- Occupations: Professor, Head of College

Academic background
- Alma mater: Montana State University, University of Colorado Boulder

Academic work
- Discipline: environmental engineering, environmental microbiology, indoor air quality, wastewater-based epidemiology
- Institutions: Yale University

= Jordan Peccia =

American Engineering Professor and Head of College, Yale University

Jordan L. Peccia is an American engineer and Professor of Environmental Engineering at Yale University. He was born in Cut Bank, MT. Since 2005, Peccia has been a member of the Chemical and Environmental Engineering faculty at Yale University, where he holds the Thomas E. Golden endowed professorship., and served as the department's Chair from 2022 to 2025. He is an elected member of the Connecticut Academy of Science and Engineering. In 2023, Peccia was named Head of Yale’s Benjamin Franklin College.

== Academic career ==
Peccia’s academic work integrates the problem-solving aspects of environmental engineering with microbial genetics and public health. Contributions include determining the infectious risks associated with the land application of sewage sludge, advancing exposure science on the beneficial health impacts of the indoor microbiome, and inventing DNA sequence-based tools for classifying the mold status of a building.

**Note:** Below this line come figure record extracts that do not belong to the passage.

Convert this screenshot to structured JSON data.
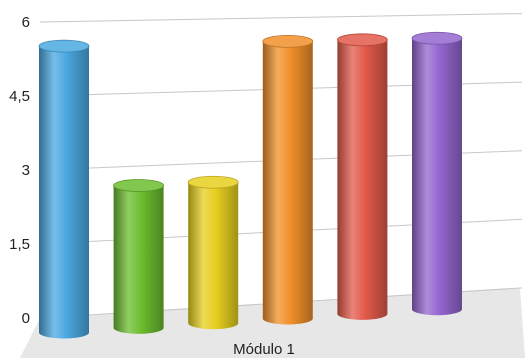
{
  "chart_data": {
    "type": "bar",
    "style": "3d-cylinder",
    "categories": [
      "Módulo 1"
    ],
    "ylim": [
      0,
      6
    ],
    "yticks": [
      "0",
      "1,5",
      "3",
      "4,5",
      "6"
    ],
    "grid": true,
    "legend": "none",
    "series": [
      {
        "values": [
          5.5
        ],
        "color": "#4aa8e0"
      },
      {
        "values": [
          2.6
        ],
        "color": "#6cbd2f"
      },
      {
        "values": [
          2.6
        ],
        "color": "#e6cf1f"
      },
      {
        "values": [
          5.5
        ],
        "color": "#f0902a"
      },
      {
        "values": [
          5.5
        ],
        "color": "#e25a4a"
      },
      {
        "values": [
          5.5
        ],
        "color": "#9466cf"
      }
    ]
  }
}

Early in the COVID-19 pandemic, Peccia’s lab at Yale demonstrated how SARS-CoV-2 RNA concentrations in domestic wastewater could be a leading indicator (over clinical case monitoring) of COVID-19 outbreaks. Peccia is a member of a group of international scientists that advocated for recognizing the airborne route of transmission during the COVID-19 pandemic.  He is the founding chair of the Gordon Research Conference of the Microbiology of the Built Environment

== Family ==
His brother is James D. Peccia III, Major General (retired), United States Air Force.